Once these two initial stages were complete, the participants once again engaged in high and low-pressure activity, but with the addition of music playing in the background.
Songs used included “Always Look on the Bright Side of Life” from the movie “Life of Brian,” because of the positive affirmation from lyrics, and other anxiety-reducing elements including humor.
Results from post-study interviews with subjects concluded that music decreased the self-awareness that leads to a choke, thereby improving overall performance. Participants concentrated on the distraction of the song, rather than the mounting pressure and the mechanics of their shot, and were therefore able to gain a temporary relief from their anxiety.
“Although this hasn’t been researched yet for in-game performance during a sport,” Mesagno notes, “I believe music can be used for overall performance or in high-pressure situations.”
Many athletes, he says, use music pre-game to “psych up” and some use it to “relax before competitions.”
In his upcoming book, “Applying Music in Exercise and Sport,” Karageorghis explores these topics in detail. “I wanted to discuss the potential benefits of music use, particularly when the music is selected effectively with personal factors and situational factors in mind,” he explains.
Within the book, Karageorghis mentions the “range of psychological benefits” of well-selected music, including an elevation in mood, reduction in tension and confusion, and even an increase in overall happiness.
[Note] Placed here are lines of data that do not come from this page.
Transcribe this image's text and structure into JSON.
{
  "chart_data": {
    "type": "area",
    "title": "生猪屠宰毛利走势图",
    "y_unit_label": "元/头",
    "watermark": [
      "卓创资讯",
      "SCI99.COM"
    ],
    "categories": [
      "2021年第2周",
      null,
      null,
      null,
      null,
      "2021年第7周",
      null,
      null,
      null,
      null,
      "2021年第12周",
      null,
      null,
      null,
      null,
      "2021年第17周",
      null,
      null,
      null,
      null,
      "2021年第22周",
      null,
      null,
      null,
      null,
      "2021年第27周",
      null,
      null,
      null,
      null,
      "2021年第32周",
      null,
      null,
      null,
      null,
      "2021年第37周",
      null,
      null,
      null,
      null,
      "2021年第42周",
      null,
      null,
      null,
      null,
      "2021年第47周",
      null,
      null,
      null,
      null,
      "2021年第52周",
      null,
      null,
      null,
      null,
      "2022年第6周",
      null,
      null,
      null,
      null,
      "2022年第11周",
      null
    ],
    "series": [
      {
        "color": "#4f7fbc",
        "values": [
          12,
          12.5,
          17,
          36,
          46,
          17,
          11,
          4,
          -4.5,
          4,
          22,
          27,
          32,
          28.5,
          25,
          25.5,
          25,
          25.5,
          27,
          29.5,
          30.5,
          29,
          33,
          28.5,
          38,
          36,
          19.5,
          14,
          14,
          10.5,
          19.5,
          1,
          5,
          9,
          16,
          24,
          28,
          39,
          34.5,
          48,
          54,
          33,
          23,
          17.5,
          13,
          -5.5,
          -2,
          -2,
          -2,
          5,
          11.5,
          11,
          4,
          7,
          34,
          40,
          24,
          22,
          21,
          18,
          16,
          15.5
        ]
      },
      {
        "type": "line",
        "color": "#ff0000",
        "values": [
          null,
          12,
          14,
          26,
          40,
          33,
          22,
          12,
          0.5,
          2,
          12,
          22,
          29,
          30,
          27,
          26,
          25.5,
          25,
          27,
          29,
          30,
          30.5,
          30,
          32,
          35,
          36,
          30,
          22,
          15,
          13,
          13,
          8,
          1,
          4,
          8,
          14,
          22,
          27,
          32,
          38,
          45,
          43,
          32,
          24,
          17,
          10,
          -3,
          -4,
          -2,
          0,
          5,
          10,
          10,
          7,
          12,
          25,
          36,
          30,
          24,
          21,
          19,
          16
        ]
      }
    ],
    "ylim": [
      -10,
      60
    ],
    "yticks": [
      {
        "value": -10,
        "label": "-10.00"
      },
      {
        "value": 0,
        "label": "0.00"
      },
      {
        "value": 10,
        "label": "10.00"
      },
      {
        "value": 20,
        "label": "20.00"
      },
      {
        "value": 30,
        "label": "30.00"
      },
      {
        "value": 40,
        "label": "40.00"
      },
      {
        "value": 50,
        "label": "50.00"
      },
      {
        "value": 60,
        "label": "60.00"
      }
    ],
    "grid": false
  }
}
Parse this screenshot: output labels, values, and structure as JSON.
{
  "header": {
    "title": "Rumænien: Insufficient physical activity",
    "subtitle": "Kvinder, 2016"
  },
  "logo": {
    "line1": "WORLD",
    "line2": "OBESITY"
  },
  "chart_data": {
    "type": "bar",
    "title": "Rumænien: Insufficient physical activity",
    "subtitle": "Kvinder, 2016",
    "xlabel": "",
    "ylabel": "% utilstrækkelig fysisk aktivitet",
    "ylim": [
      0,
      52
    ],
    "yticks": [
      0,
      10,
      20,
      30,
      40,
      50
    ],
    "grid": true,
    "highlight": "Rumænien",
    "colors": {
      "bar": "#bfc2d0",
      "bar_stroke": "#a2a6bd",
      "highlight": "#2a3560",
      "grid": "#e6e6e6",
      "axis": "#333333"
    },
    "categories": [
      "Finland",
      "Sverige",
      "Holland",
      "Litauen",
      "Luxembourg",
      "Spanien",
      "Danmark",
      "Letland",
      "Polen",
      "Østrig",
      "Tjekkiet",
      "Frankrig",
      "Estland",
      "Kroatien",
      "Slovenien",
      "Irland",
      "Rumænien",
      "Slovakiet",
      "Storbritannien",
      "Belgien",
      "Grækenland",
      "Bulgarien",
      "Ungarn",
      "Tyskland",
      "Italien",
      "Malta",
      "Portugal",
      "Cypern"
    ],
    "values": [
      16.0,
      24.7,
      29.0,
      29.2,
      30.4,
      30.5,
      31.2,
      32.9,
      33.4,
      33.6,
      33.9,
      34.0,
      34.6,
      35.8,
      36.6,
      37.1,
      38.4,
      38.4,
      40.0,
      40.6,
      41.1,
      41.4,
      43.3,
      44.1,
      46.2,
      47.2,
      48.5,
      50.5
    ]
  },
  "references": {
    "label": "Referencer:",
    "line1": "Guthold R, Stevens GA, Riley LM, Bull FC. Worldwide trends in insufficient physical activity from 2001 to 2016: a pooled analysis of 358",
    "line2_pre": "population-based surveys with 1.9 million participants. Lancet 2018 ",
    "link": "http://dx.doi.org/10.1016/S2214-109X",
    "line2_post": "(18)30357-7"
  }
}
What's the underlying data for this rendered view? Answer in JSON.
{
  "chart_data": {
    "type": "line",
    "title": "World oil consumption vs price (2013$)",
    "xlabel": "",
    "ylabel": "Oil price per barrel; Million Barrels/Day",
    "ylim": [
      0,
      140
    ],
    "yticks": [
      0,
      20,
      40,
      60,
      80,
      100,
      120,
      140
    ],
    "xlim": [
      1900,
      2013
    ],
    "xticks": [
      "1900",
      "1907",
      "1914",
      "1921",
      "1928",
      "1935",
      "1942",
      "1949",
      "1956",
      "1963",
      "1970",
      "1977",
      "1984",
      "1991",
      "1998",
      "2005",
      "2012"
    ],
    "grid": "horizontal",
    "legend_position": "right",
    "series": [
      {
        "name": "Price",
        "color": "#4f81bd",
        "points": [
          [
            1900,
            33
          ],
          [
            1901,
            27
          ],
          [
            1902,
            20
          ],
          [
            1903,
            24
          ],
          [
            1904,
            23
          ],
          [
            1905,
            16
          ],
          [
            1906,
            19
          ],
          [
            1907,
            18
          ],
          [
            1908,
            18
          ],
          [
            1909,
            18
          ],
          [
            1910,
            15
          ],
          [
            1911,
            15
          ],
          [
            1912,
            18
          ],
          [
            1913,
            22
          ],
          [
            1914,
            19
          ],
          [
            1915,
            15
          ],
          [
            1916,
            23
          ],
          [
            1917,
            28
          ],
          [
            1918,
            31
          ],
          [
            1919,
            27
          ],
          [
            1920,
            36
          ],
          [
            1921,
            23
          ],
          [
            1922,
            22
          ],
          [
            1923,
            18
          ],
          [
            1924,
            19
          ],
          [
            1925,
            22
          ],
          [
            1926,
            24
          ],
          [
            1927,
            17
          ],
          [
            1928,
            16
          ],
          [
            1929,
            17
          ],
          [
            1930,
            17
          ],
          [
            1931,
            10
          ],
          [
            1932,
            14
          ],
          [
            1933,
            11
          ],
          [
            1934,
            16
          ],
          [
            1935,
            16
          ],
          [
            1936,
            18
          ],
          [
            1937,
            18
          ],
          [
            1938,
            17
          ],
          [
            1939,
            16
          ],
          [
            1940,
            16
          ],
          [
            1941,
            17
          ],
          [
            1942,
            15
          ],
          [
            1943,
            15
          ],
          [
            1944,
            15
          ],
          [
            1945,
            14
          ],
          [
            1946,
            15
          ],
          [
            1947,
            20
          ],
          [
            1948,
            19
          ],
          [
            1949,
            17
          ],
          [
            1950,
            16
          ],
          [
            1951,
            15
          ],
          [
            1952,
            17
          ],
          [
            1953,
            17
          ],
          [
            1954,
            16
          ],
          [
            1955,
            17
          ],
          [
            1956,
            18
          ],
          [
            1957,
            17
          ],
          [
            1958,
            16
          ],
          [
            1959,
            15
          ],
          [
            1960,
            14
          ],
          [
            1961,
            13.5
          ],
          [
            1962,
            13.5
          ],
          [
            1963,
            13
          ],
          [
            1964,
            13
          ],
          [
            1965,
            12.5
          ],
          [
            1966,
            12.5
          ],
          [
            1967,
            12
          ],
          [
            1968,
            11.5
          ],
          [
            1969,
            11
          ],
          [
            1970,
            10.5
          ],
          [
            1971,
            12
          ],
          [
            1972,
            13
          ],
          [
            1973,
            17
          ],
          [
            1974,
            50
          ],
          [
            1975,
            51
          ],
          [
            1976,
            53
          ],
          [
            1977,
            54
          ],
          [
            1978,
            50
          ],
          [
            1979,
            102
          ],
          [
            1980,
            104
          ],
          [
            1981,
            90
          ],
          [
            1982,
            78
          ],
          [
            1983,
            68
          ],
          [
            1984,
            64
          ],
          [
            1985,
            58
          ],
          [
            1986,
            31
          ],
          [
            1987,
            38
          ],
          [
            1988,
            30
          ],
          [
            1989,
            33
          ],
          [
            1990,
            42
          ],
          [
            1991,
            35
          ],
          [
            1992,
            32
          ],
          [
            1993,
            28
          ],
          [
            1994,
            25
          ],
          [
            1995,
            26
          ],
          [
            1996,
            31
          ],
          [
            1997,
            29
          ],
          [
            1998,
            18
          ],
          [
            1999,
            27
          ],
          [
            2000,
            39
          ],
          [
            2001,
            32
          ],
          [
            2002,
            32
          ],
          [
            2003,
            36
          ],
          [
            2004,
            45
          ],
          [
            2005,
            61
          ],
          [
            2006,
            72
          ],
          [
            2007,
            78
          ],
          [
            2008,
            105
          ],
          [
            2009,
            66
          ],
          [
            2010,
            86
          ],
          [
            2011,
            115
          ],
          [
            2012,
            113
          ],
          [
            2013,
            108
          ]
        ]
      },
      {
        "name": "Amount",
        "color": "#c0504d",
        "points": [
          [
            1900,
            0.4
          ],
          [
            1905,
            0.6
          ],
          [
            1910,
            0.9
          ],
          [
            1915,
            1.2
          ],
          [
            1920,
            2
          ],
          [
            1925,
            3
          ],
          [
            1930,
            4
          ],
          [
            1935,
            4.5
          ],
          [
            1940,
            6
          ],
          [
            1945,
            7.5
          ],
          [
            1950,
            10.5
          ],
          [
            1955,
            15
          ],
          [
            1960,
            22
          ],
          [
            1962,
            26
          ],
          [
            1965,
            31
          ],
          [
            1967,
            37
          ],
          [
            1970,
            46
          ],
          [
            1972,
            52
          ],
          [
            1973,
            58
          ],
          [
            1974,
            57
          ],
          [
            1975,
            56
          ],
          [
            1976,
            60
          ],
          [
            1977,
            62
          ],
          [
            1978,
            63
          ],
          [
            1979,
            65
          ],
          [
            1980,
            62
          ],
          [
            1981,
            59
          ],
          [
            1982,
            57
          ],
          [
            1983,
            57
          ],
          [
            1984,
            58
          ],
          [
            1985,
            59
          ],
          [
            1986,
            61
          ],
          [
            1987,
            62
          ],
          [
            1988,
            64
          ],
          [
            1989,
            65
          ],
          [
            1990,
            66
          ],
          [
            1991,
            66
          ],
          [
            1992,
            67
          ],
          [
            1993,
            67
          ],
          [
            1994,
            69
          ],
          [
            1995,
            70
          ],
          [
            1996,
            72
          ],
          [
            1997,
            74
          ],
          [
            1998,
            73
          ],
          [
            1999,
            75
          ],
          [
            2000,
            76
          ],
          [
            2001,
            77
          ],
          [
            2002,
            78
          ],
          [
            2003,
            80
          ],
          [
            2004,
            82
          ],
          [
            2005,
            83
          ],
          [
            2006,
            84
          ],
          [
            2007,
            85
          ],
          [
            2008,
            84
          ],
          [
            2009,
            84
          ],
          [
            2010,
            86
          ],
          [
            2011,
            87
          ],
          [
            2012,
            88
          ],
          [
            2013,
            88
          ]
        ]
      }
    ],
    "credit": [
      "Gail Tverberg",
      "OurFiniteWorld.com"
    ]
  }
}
“I remember that Michael Phelps prepared using a particularly rap-heavy playlist at the London 2012 Olympics,” recalls Karageorghis. Phelps listened to Lil Wayne’s “I’m Me,” which features lyrics that reinforced or enhanced his confidence before the competition.
However, Karageorghis also calls particular attention to the role music plays after the spectacle ends, explaining that ”the right kind of music can expedite recovery process after a strenuous physical performance.” He believes that the use of recuperative music is “the new frontier” in terms of music research.
Music can also increase exercise-program adherence, motivating us to continue exercise plans and athletic endeavors.
Karageorghis points to songs such as “Chariots of Fire,” which, due to external association with its eponymous movie, enables us to observe the impact of music pre-, during, and post-performance.
“Songs like this can conjure heroic images, inspire athletes, and lead people to a higher plane of superior performance levels.”